A MENINA SUBMERSA – CAITLÍN R. KIERNAN

Titulo original: The Drowning Girl

Autora: Caitlín R. Kiernan

Editora: DarkSide Books

Páginas: 317

Ano: 2014

SINOPSE: Com uma narração intrigante, não linear e uma prosa magnífica, Caitlín vai moldando a sua obsessiva personagem. Imp é uma narradora não confiável e que testa o leitor durante toda a viagem, interrompe a si mesma, insere contos que escreveu pedaços de poesia, descrições de quadros e referências a artistas reais e imaginários durante a narrativa. Ao fazer isso, a autora consegue criar algo inteiramente novo dentro do mundo do horror, da fantasia e do thriller psicológico.

 

Essa resenha é um grande desafio pra mim, pois esse livro foi difícil de ser lido e me decepcionou um pouco também.

A protagonista da história é a Índia ou simplesmente Imp, é uma garota esquizofrênica que luta contra essa doença que assolou sua família.  A mãe e avó de Imp se suicidaram e ela não quer acabar como elas.

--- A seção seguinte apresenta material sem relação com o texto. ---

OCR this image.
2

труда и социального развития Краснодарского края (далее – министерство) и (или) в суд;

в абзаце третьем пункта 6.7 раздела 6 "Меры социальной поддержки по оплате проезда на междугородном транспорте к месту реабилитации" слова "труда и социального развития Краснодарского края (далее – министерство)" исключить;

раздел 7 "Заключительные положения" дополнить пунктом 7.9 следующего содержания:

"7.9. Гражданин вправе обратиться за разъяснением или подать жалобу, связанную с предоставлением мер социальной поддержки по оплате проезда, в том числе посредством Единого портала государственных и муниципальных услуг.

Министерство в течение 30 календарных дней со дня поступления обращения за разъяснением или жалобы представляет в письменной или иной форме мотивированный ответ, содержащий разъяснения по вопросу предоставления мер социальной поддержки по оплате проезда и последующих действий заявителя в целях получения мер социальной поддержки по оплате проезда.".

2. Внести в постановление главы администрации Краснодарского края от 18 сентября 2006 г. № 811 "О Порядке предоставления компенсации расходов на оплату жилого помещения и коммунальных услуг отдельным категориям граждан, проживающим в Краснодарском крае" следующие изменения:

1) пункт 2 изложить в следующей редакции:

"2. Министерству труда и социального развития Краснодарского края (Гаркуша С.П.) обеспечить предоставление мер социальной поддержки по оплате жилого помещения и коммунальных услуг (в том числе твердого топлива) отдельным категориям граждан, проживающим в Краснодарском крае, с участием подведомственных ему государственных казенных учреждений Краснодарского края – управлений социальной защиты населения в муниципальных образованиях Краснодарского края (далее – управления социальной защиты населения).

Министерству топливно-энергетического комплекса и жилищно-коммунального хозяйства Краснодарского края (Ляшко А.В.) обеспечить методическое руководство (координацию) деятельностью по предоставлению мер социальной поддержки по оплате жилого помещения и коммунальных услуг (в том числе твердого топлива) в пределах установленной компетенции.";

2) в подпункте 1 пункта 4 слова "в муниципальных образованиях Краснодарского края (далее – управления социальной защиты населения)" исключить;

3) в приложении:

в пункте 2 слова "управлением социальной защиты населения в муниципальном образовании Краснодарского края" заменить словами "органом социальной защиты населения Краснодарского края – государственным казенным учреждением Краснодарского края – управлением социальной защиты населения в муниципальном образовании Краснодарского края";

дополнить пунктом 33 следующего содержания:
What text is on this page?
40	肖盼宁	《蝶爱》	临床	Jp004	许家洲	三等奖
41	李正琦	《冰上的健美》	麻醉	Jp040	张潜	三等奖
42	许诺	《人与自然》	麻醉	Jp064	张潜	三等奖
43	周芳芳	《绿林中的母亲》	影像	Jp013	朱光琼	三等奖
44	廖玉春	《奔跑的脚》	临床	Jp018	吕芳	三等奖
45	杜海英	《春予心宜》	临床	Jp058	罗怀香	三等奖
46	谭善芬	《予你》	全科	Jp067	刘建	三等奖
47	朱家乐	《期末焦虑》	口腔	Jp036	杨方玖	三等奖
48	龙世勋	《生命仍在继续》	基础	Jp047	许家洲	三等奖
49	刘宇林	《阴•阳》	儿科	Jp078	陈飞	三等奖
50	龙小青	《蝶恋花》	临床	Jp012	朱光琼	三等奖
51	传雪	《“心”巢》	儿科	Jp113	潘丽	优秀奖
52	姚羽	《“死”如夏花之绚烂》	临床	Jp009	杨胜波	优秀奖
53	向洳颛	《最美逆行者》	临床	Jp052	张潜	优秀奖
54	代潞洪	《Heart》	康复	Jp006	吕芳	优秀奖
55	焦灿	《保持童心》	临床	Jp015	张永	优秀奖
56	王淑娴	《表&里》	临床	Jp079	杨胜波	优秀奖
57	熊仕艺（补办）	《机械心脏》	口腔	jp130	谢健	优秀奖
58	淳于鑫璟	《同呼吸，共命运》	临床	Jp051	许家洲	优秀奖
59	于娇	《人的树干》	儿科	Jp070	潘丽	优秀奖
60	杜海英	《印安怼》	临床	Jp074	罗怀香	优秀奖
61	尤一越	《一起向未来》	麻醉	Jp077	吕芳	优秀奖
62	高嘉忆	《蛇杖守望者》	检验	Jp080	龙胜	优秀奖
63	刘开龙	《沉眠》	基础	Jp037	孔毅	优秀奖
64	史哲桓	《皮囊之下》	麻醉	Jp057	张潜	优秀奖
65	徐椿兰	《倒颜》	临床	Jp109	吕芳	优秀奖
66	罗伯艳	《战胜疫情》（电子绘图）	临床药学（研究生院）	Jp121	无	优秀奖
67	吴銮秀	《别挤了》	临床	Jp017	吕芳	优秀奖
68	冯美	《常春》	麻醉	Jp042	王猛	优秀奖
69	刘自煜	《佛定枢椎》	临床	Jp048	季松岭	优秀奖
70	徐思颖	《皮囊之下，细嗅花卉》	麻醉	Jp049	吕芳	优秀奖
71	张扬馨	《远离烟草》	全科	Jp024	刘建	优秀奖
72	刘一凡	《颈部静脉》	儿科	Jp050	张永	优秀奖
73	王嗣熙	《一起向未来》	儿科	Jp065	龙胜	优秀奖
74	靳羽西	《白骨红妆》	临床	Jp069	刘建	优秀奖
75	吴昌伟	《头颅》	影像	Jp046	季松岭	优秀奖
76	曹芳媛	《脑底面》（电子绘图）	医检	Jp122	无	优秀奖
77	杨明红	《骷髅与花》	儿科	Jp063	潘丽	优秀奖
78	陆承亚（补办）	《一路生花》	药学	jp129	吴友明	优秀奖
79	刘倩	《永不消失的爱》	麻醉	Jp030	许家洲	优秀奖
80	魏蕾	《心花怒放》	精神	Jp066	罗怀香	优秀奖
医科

Imp descobre nos livros e nas histórias que escreve um refúgio, uma forma de canalizar todos os seus medos e inseguranças na arte, seja na escrita ou também na pintura.

Ela começa nos contando sua história de “fantasmas” e vai nos contando sobre sua família e as pessoas importantes que passaram em sua vida e acabaram de certa forma se tornando ” fantasmas ” para ela como sua namorada Abalyn.

A narrativa aqui não é linear o que acaba dificultando um pouco o processo de leitura já que o leitor precisa estar muito atento a algumas passagens de tempo inesperadas. Eu mesma tive que reler diversas partes para poder entender o que se passava naquele momento.

Imp divaga em muitos momentos sobre obras de arte principalmente sobre o quando A menina submersa, essas divagações dela a respeito da obra deixaram alguns momentos monótonos. Ela mesma não tem certeza da autenticidade dos fatos que descreve e avisa o leitor inúmeras vezes sobre isso.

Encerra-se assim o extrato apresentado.